SR PAULINE QUINN OP srpauline@bpofcourage.org BRIDGES AND PATHWAYS OF COURAGE.

Monday, December 10, 2007

Unwanted Dogs and Unwanted People


Rosie the Golden Retriever mix was abused, hit with sticks and abandoned. A Golden Retriever rescue in South Carolina rescued her. Sr Pauline took her out of the Shelter and had a friend bring her to Washington DC. Sr Pauline drove to Washington and picked her up, then drove her to Maine.

Rosie stayed in Maine a few months, then left for New Hampshire where she went into a foster home, then went to the New Hampshire State Prison for men where an inmate trained Rosie to do many things. Still she had a hard time because of all the difficulties in her life but the inmates saw she had potential.

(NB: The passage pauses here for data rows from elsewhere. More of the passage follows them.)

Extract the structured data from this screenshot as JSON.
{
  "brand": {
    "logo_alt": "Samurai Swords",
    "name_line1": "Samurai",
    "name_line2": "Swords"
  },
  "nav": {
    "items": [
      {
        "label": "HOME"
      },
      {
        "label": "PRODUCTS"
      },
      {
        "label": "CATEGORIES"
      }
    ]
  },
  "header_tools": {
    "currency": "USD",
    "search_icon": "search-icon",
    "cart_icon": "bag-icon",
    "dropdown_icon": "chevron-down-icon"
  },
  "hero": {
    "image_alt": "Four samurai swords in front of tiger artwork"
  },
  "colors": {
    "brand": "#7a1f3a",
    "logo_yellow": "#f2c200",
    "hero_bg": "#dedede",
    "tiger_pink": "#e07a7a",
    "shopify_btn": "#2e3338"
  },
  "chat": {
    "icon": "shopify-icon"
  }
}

When Rosie was finished her training, there wasn't the possibility to place Rosie in a home for the disabled because no program was in place, so three women flew from Wisconsin to New Hampshire to pick up Rosie and a dog named Joey and flew Rosie and Joey to Wisconsin where they stayed several weeks until a place was ready for them to go to the State Prison for Women in Southern California where they were entered a women's prison for more training.Rosie didn't stay there long and she then came out of the prison and was placed with a disabled girl who really needed Rosie in her life. Rosie now has a home forever.

This is a picture of Rosie and her partner Whitney at their graduation.If we could only do the same for people who are unwanted ... that we can reach out to them no matter how long it takes and try and help them recover from their own difficult lives... then perhaps we can really make a difference and they will not suffer for all their life that they were unwanted.

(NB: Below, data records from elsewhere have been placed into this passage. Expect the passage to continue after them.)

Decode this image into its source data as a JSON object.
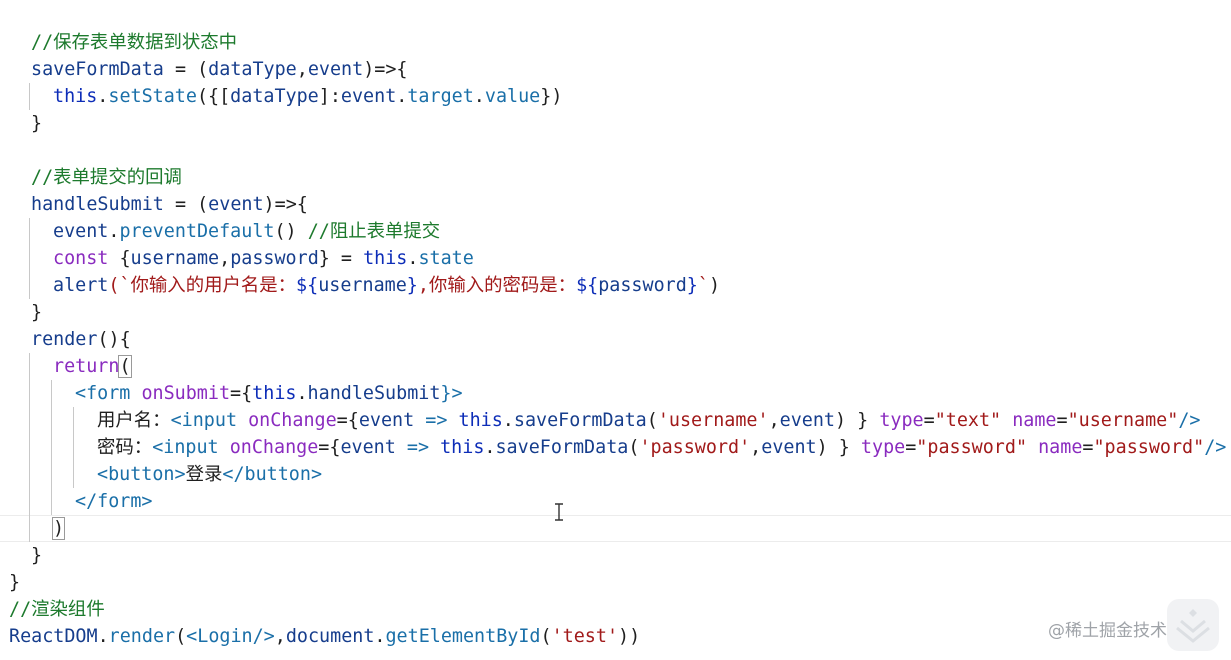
{
  "editor": {
    "lines": [
      {
        "indent": 1,
        "tokens": [
          {
            "t": "//保存表单数据到状态中",
            "k": "c"
          }
        ]
      },
      {
        "indent": 1,
        "tokens": [
          {
            "t": "saveFormData",
            "k": "v"
          },
          {
            "t": " = (",
            "k": "pl"
          },
          {
            "t": "dataType",
            "k": "v"
          },
          {
            "t": ",",
            "k": "pl"
          },
          {
            "t": "event",
            "k": "v"
          },
          {
            "t": ")=>{",
            "k": "pl"
          }
        ]
      },
      {
        "indent": 2,
        "tokens": [
          {
            "t": "this",
            "k": "t"
          },
          {
            "t": ".",
            "k": "pl"
          },
          {
            "t": "setState",
            "k": "p"
          },
          {
            "t": "({[",
            "k": "pl"
          },
          {
            "t": "dataType",
            "k": "v"
          },
          {
            "t": "]:",
            "k": "pl"
          },
          {
            "t": "event",
            "k": "v"
          },
          {
            "t": ".",
            "k": "pl"
          },
          {
            "t": "target",
            "k": "p"
          },
          {
            "t": ".",
            "k": "pl"
          },
          {
            "t": "value",
            "k": "p"
          },
          {
            "t": "})",
            "k": "pl"
          }
        ]
      },
      {
        "indent": 1,
        "tokens": [
          {
            "t": "}",
            "k": "pl"
          }
        ]
      },
      {
        "indent": 0,
        "tokens": []
      },
      {
        "indent": 1,
        "tokens": [
          {
            "t": "//表单提交的回调",
            "k": "c"
          }
        ]
      },
      {
        "indent": 1,
        "tokens": [
          {
            "t": "handleSubmit",
            "k": "v"
          },
          {
            "t": " = (",
            "k": "pl"
          },
          {
            "t": "event",
            "k": "v"
          },
          {
            "t": ")=>{",
            "k": "pl"
          }
        ]
      },
      {
        "indent": 2,
        "tokens": [
          {
            "t": "event",
            "k": "v"
          },
          {
            "t": ".",
            "k": "pl"
          },
          {
            "t": "preventDefault",
            "k": "p"
          },
          {
            "t": "() ",
            "k": "pl"
          },
          {
            "t": "//阻止表单提交",
            "k": "c"
          }
        ]
      },
      {
        "indent": 2,
        "tokens": [
          {
            "t": "const",
            "k": "k"
          },
          {
            "t": " {",
            "k": "pl"
          },
          {
            "t": "username",
            "k": "v"
          },
          {
            "t": ",",
            "k": "pl"
          },
          {
            "t": "password",
            "k": "v"
          },
          {
            "t": "} = ",
            "k": "pl"
          },
          {
            "t": "this",
            "k": "t"
          },
          {
            "t": ".",
            "k": "pl"
          },
          {
            "t": "state",
            "k": "p"
          }
        ]
      },
      {
        "indent": 2,
        "tokens": [
          {
            "t": "alert",
            "k": "v"
          },
          {
            "t": "(`你输入的用户名是：",
            "k": "s"
          },
          {
            "t": "${",
            "k": "t"
          },
          {
            "t": "username",
            "k": "v"
          },
          {
            "t": "}",
            "k": "t"
          },
          {
            "t": ",你输入的密码是：",
            "k": "s"
          },
          {
            "t": "${",
            "k": "t"
          },
          {
            "t": "password",
            "k": "v"
          },
          {
            "t": "}",
            "k": "t"
          },
          {
            "t": "`",
            "k": "s"
          },
          {
            "t": ")",
            "k": "pl"
          }
        ]
      },
      {
        "indent": 1,
        "tokens": [
          {
            "t": "}",
            "k": "pl"
          }
        ]
      },
      {
        "indent": 1,
        "tokens": [
          {
            "t": "render",
            "k": "v"
          },
          {
            "t": "(){",
            "k": "pl"
          }
        ]
      },
      {
        "indent": 2,
        "tokens": [
          {
            "t": "return",
            "k": "k"
          },
          {
            "t": "(",
            "k": "pl",
            "b": true
          }
        ]
      },
      {
        "indent": 3,
        "tokens": [
          {
            "t": "<form ",
            "k": "p"
          },
          {
            "t": "onSubmit",
            "k": "k"
          },
          {
            "t": "={",
            "k": "pl"
          },
          {
            "t": "this",
            "k": "t"
          },
          {
            "t": ".",
            "k": "pl"
          },
          {
            "t": "handleSubmit",
            "k": "v"
          },
          {
            "t": "}>",
            "k": "p"
          }
        ]
      },
      {
        "indent": 4,
        "tokens": [
          {
            "t": "用户名：",
            "k": "pl"
          },
          {
            "t": "<input ",
            "k": "p"
          },
          {
            "t": "onChange",
            "k": "k"
          },
          {
            "t": "={",
            "k": "pl"
          },
          {
            "t": "event",
            "k": "v"
          },
          {
            "t": " => ",
            "k": "p"
          },
          {
            "t": "this",
            "k": "t"
          },
          {
            "t": ".",
            "k": "pl"
          },
          {
            "t": "saveFormData",
            "k": "v"
          },
          {
            "t": "(",
            "k": "pl"
          },
          {
            "t": "'username'",
            "k": "s"
          },
          {
            "t": ",",
            "k": "pl"
          },
          {
            "t": "event",
            "k": "v"
          },
          {
            "t": ") } ",
            "k": "pl"
          },
          {
            "t": "type",
            "k": "k"
          },
          {
            "t": "=",
            "k": "pl"
          },
          {
            "t": "\"text\"",
            "k": "s"
          },
          {
            "t": " ",
            "k": "pl"
          },
          {
            "t": "name",
            "k": "k"
          },
          {
            "t": "=",
            "k": "pl"
          },
          {
            "t": "\"username\"",
            "k": "s"
          },
          {
            "t": "/>",
            "k": "p"
          }
        ]
      },
      {
        "indent": 4,
        "tokens": [
          {
            "t": "密码：",
            "k": "pl"
          },
          {
            "t": "<input ",
            "k": "p"
          },
          {
            "t": "onChange",
            "k": "k"
          },
          {
            "t": "={",
            "k": "pl"
          },
          {
            "t": "event",
            "k": "v"
          },
          {
            "t": " => ",
            "k": "p"
          },
          {
            "t": "this",
            "k": "t"
          },
          {
            "t": ".",
            "k": "pl"
          },
          {
            "t": "saveFormData",
            "k": "v"
          },
          {
            "t": "(",
            "k": "pl"
          },
          {
            "t": "'password'",
            "k": "s"
          },
          {
            "t": ",",
            "k": "pl"
          },
          {
            "t": "event",
            "k": "v"
          },
          {
            "t": ") } ",
            "k": "pl"
          },
          {
            "t": "type",
            "k": "k"
          },
          {
            "t": "=",
            "k": "pl"
          },
          {
            "t": "\"password\"",
            "k": "s"
          },
          {
            "t": " ",
            "k": "pl"
          },
          {
            "t": "name",
            "k": "k"
          },
          {
            "t": "=",
            "k": "pl"
          },
          {
            "t": "\"password\"",
            "k": "s"
          },
          {
            "t": "/>",
            "k": "p"
          }
        ]
      },
      {
        "indent": 4,
        "tokens": [
          {
            "t": "<button>",
            "k": "p"
          },
          {
            "t": "登录",
            "k": "pl"
          },
          {
            "t": "</button>",
            "k": "p"
          }
        ]
      },
      {
        "indent": 3,
        "tokens": [
          {
            "t": "</form>",
            "k": "p"
          }
        ]
      },
      {
        "indent": 2,
        "tokens": [
          {
            "t": ")",
            "k": "pl",
            "b": true
          }
        ]
      },
      {
        "indent": 1,
        "tokens": [
          {
            "t": "}",
            "k": "pl"
          }
        ]
      },
      {
        "indent": 0,
        "tokens": [
          {
            "t": "}",
            "k": "pl"
          }
        ]
      },
      {
        "indent": 0,
        "tokens": [
          {
            "t": "//渲染组件",
            "k": "c"
          }
        ]
      },
      {
        "indent": 0,
        "tokens": [
          {
            "t": "ReactDOM",
            "k": "v"
          },
          {
            "t": ".",
            "k": "pl"
          },
          {
            "t": "render",
            "k": "p"
          },
          {
            "t": "(",
            "k": "pl"
          },
          {
            "t": "<Login/>",
            "k": "p"
          },
          {
            "t": ",",
            "k": "pl"
          },
          {
            "t": "document",
            "k": "v"
          },
          {
            "t": ".",
            "k": "pl"
          },
          {
            "t": "getElementById",
            "k": "p"
          },
          {
            "t": "(",
            "k": "pl"
          },
          {
            "t": "'test'",
            "k": "s"
          },
          {
            "t": "))",
            "k": "pl"
          }
        ]
      }
    ]
  },
  "watermark": {
    "text": "@稀土掘金技术社区"
  },
  "icons": {
    "cursor": "text-cursor-icon",
    "logo": "juejin-logo-icon"
  },
  "colors": {
    "comment": "#1d7a2d",
    "keyword": "#8a2bbf",
    "this": "#0d2db8",
    "property": "#1a6fa8",
    "string": "#a11a1a",
    "variable": "#163d8c"
  }
}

Saturday, December 1, 2007

HELPING PRISONERS


DEATH ROW ANGOLA ~ LOUSIANA STATE PRISON


Dwight Illinois Correctional Center for Women




Cumberland Federal Prison for men ~ Maryland


California Institution for Women


Our society seems to want to throw the key away to those who have committed crimes. They want them either dead or to spend the rest of their life in prison for the pain and suffering they have caused.

When can we forgive those who harm us? Even if they never get out of prison, they still can do things inside to make this a better world?
Who knows what they went through in their life to become as they are.

It doesn’t take away the evilness of their crime to forgive. They have to become responsible for what they have done. Is this possible?

In these pictures, the inmates don’t have “pets” in prison. They have working dogs that they are training to give to a disabled person or given to a police agency as a potential police dog. They are learning how to groom so once they are out of prison, it is a job skill they can use. They are also learning life skills.. how to take care of something that depends on them.

If we can teach others the importance of giving back something to our society, then it helps to make this a better world, one person at a time. To forgive isn’t easy to do but it is not impossible.

If St Paul could go out and persecute the Christians and God forgave him.. then we can do the same. Our life is a gift from God and no one has the right to take it away, either through crime or punishment.